By Anna Częścik, Senior Associate, Poland, MSLGROUP. This article was first published in the People’s Insights magazine The Future of Employee (Re)Engagement, and is re-published below.
MSLGROUP’s PurPle approach, energizing People around a shared Purpose, can be a very important part of the employer branding strategy as well as an effective method for building employee engagement.
When considering the PurPle approach for employer branding strategy, we should start from a general idea of the corporate social responsibility and the importance of ethics and sustainability, and then proceed to shared value. In my view, a corporation should begin by fulfilling its basic duties.
Social responsibility starts at home
As far as corporate social responsibility (CSR) is concerned, employees are one of the key stakeholders and they need to feel that employers take care of them. Additional medical insurance, multisport cards, trainings or supporting work life balance are examples of CSR in practice. Such methods are commonly used by HR Departments but, very often, they are not perceived as an element of CSR. Communicating about such activities as a part of CSR is essential in building among employees the consciousness that their company is truly socially responsible – not only does it take care of external social programs but also its own employees.
Employees will be fully involved in the corporate social engagement programs only if they believe that their company treats them right.
Need for a shared purpose
The PurPle approach is very relevant today, considering the lack of trust and the growth of social demand towards corporations in solving social problems. What is more, the occurrence of the burnout and the search for meaning of life is getting more and more common among employees working in great multinational organizations. Making money is no longer enough for employees who can afford a comfortable life: they need to find a higher purpose for their life and feel the necessity to give back to society.
Volunteering programs are examples of employers’ activity designed to make it easier for employees to engage in social work. The problem is that some, most, corporations social engagement programs don’t have one common purpose nor do they really engage employees. For instance, it’s common for a corporate to support a sport… while it’s charity organization supports children in need… while it’s volunteering program encourages employees to plant trees. Of course all these practices are useful. But without one main shared purpose – which employees will believe in and really contribute to – such projects, will never be as effective as they could be.

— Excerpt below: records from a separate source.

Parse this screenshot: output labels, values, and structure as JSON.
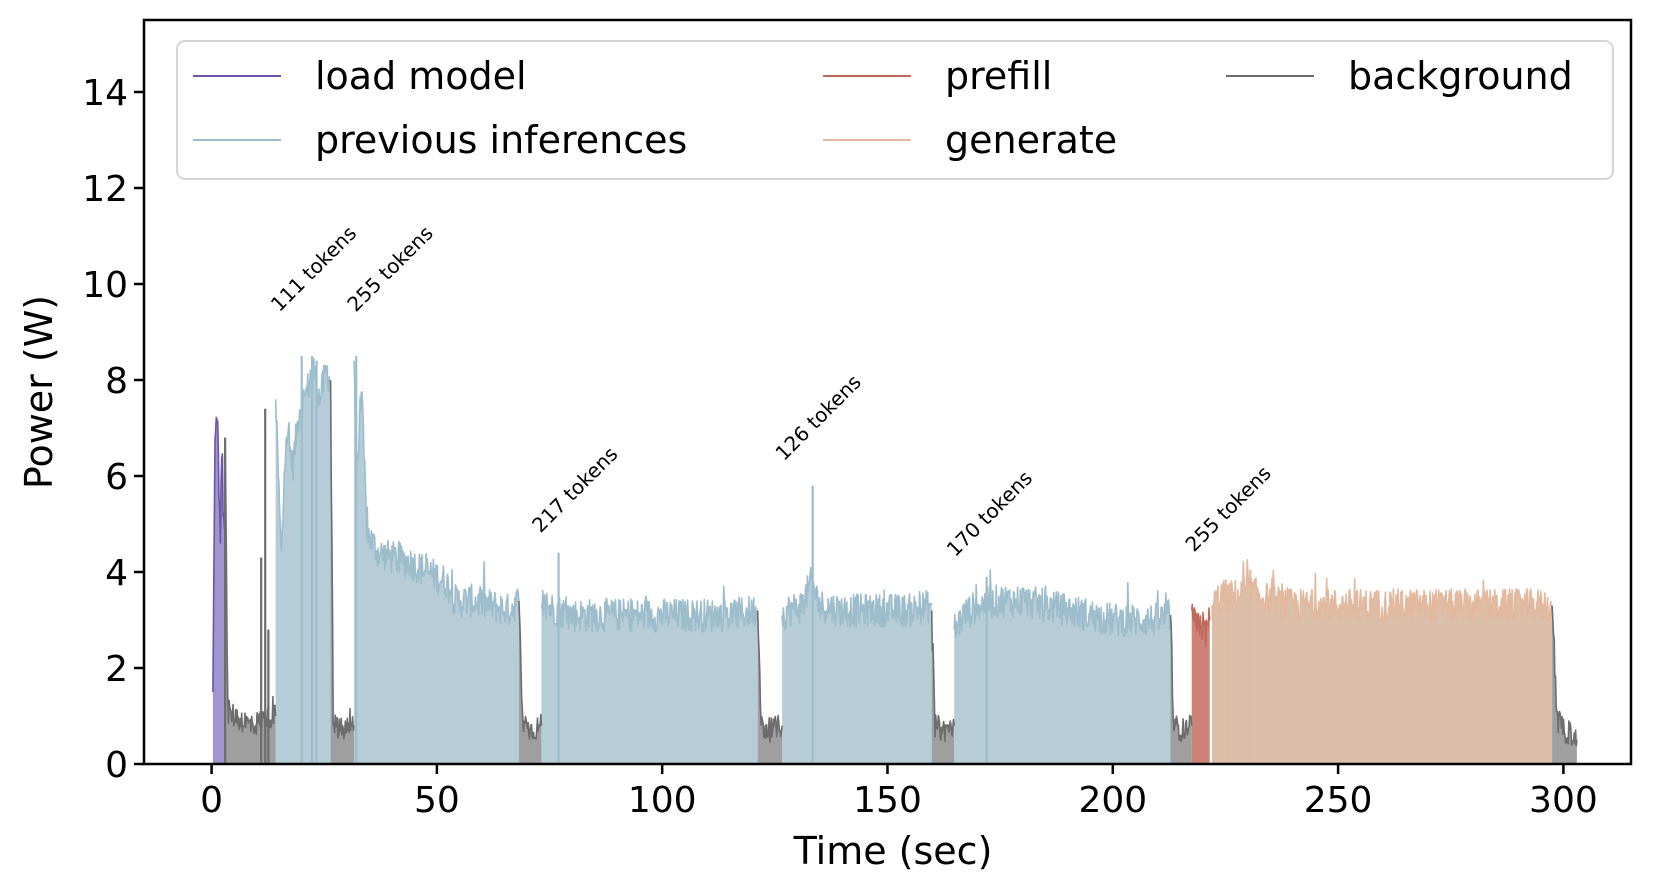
{
  "chart_data": {
    "type": "area",
    "xlabel": "Time (sec)",
    "ylabel": "Power (W)",
    "xlim": [
      -15,
      315
    ],
    "ylim": [
      0,
      15.5
    ],
    "xticks": [
      0,
      50,
      100,
      150,
      200,
      250,
      300
    ],
    "yticks": [
      0,
      2,
      4,
      6,
      8,
      10,
      12,
      14
    ],
    "grid": false,
    "legend_position": "top",
    "series": [
      {
        "name": "load model",
        "color": "#6a55a8",
        "fill": "#9c8fcc",
        "segments": [
          [
            [
              0.3,
              1.5
            ],
            [
              0.8,
              7.2
            ],
            [
              1.4,
              6.9
            ],
            [
              1.9,
              4.6
            ],
            [
              2.3,
              6.8
            ],
            [
              2.6,
              4.9
            ],
            [
              3.0,
              5.3
            ]
          ]
        ]
      },
      {
        "name": "previous inferences",
        "color": "#9ebdcc",
        "fill": "#b2cad6",
        "segments": [
          [
            [
              14.2,
              7.6
            ],
            [
              15.5,
              4.2
            ],
            [
              16.5,
              7.0
            ],
            [
              18,
              6.2
            ],
            [
              19.5,
              7.4
            ],
            [
              21,
              7.7
            ],
            [
              22.5,
              8.3
            ],
            [
              24,
              7.6
            ],
            [
              25.5,
              8.2
            ],
            [
              26.4,
              8.0
            ]
          ],
          [
            [
              31.6,
              8.4
            ],
            [
              32.3,
              6.0
            ],
            [
              33.2,
              7.9
            ],
            [
              34.5,
              4.8
            ],
            [
              37,
              4.4
            ],
            [
              40,
              4.3
            ],
            [
              44,
              4.2
            ],
            [
              48,
              4.0
            ],
            [
              52,
              3.8
            ],
            [
              54,
              3.4
            ],
            [
              58,
              3.4
            ],
            [
              62,
              3.3
            ],
            [
              66,
              3.2
            ],
            [
              68.2,
              3.4
            ]
          ],
          [
            [
              73.2,
              3.3
            ],
            [
              77,
              3.2
            ],
            [
              80,
              3.1
            ],
            [
              85,
              3.1
            ],
            [
              90,
              3.1
            ],
            [
              95,
              3.1
            ],
            [
              100,
              3.1
            ],
            [
              105,
              3.1
            ],
            [
              110,
              3.1
            ],
            [
              115,
              3.1
            ],
            [
              121.2,
              3.2
            ]
          ],
          [
            [
              126.6,
              3.1
            ],
            [
              128,
              3.2
            ],
            [
              131,
              3.3
            ],
            [
              133.2,
              3.8
            ],
            [
              135,
              3.3
            ],
            [
              140,
              3.2
            ],
            [
              145,
              3.2
            ],
            [
              150,
              3.2
            ],
            [
              155,
              3.2
            ],
            [
              159.8,
              3.3
            ]
          ],
          [
            [
              164.8,
              2.8
            ],
            [
              167,
              3.1
            ],
            [
              170,
              3.3
            ],
            [
              175,
              3.4
            ],
            [
              180,
              3.4
            ],
            [
              185,
              3.3
            ],
            [
              190,
              3.2
            ],
            [
              195,
              3.1
            ],
            [
              200,
              3.0
            ],
            [
              205,
              3.0
            ],
            [
              210,
              3.0
            ],
            [
              212.8,
              3.1
            ]
          ]
        ],
        "spikes": [
          [
            20,
            8.5
          ],
          [
            22.3,
            8.5
          ],
          [
            23.3,
            8.4
          ],
          [
            32.1,
            8.5
          ],
          [
            77,
            4.4
          ],
          [
            133.4,
            5.8
          ],
          [
            172,
            3.9
          ]
        ]
      },
      {
        "name": "prefill",
        "color": "#c0695a",
        "fill": "#c97b6e",
        "segments": [
          [
            [
              217.5,
              3.2
            ],
            [
              218.5,
              2.8
            ],
            [
              219.5,
              3.0
            ],
            [
              220.5,
              2.7
            ],
            [
              221.5,
              3.0
            ]
          ]
        ]
      },
      {
        "name": "generate",
        "color": "#e2b99f",
        "fill": "#d9bca6",
        "segments": [
          [
            [
              222,
              3.3
            ],
            [
              224,
              3.5
            ],
            [
              228,
              3.5
            ],
            [
              230,
              3.6
            ],
            [
              235,
              3.4
            ],
            [
              240,
              3.3
            ],
            [
              250,
              3.3
            ],
            [
              260,
              3.3
            ],
            [
              270,
              3.3
            ],
            [
              280,
              3.3
            ],
            [
              290,
              3.3
            ],
            [
              297.5,
              3.3
            ]
          ]
        ],
        "spikes": [
          [
            230.5,
            4.05
          ],
          [
            225.5,
            3.7
          ]
        ]
      },
      {
        "name": "background",
        "color": "#6d6d6d",
        "fill": "#9a9a9a",
        "segments": [
          [
            [
              3.0,
              6.8
            ],
            [
              3.6,
              1.1
            ],
            [
              5,
              1.0
            ],
            [
              7,
              0.9
            ],
            [
              9,
              0.8
            ],
            [
              11,
              0.9
            ],
            [
              12.5,
              1.0
            ],
            [
              14.2,
              1.0
            ]
          ],
          [
            [
              26.4,
              8.0
            ],
            [
              27,
              0.8
            ],
            [
              29,
              0.7
            ],
            [
              31.6,
              0.8
            ]
          ],
          [
            [
              68.2,
              3.4
            ],
            [
              69,
              0.9
            ],
            [
              71,
              0.7
            ],
            [
              73.2,
              0.8
            ]
          ],
          [
            [
              121.2,
              3.2
            ],
            [
              122,
              0.8
            ],
            [
              124,
              0.7
            ],
            [
              126.6,
              0.8
            ]
          ],
          [
            [
              159.8,
              3.2
            ],
            [
              160.5,
              0.8
            ],
            [
              162.5,
              0.7
            ],
            [
              164.8,
              0.8
            ]
          ],
          [
            [
              212.8,
              3.1
            ],
            [
              213.5,
              0.8
            ],
            [
              215.5,
              0.7
            ],
            [
              217.5,
              0.8
            ]
          ],
          [
            [
              297.5,
              3.3
            ],
            [
              298.5,
              0.9
            ],
            [
              300,
              0.7
            ],
            [
              302,
              0.6
            ],
            [
              303,
              0.5
            ]
          ]
        ],
        "spikes": [
          [
            3.0,
            6.8
          ],
          [
            11.0,
            4.3
          ],
          [
            11.9,
            7.4
          ],
          [
            12.6,
            2.8
          ]
        ]
      }
    ],
    "annotations": [
      {
        "text": "111 tokens",
        "x": 15,
        "y": 9.4
      },
      {
        "text": "255 tokens",
        "x": 32,
        "y": 9.4
      },
      {
        "text": "217 tokens",
        "x": 73,
        "y": 4.8
      },
      {
        "text": "126 tokens",
        "x": 127,
        "y": 6.3
      },
      {
        "text": "170 tokens",
        "x": 165,
        "y": 4.3
      },
      {
        "text": "255 tokens",
        "x": 218,
        "y": 4.4
      }
    ]
  }
}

Engage effectively. Co-create your core purpose.
PurPle is about true engagement based on the authentic necessity to change part of the world and make it a better place. Purpose is about the opportunity and the potential. People make it real with their passion and insights.
The purpose of the social engagement program must be collectively defined. It is essential to engage employees in the very beginning of creating the social engagement program – give them opportunity to choose what the purpose should be.
In order to create a well-designed program with one authentic purpose, which would engage employees, a company must rediscover its own social purpose.
Here are 3 steps to co-creating a shared purpose
- First, companies should consult their top management on where they find common purpose –both a business and a social one, and one in which area they would like the company to be involved in (for example support health/education/sport/etc).
- Second, management should start a conversation with employees to find out which purpose they would prefer to engage around. It is crucial that the purpose of the social engagement program is defined bottom-up. Social media and intranets are very useful tools to make such consultations.
- Third, after discovering the authentic purpose, which is shared between both the company and its employees, companies can begin to design real PurPle social engagement program and communicate about it.
The result of this approach – employees will become the best ambassadors of the program since it isn’t the company’s program exclusively, but also their own.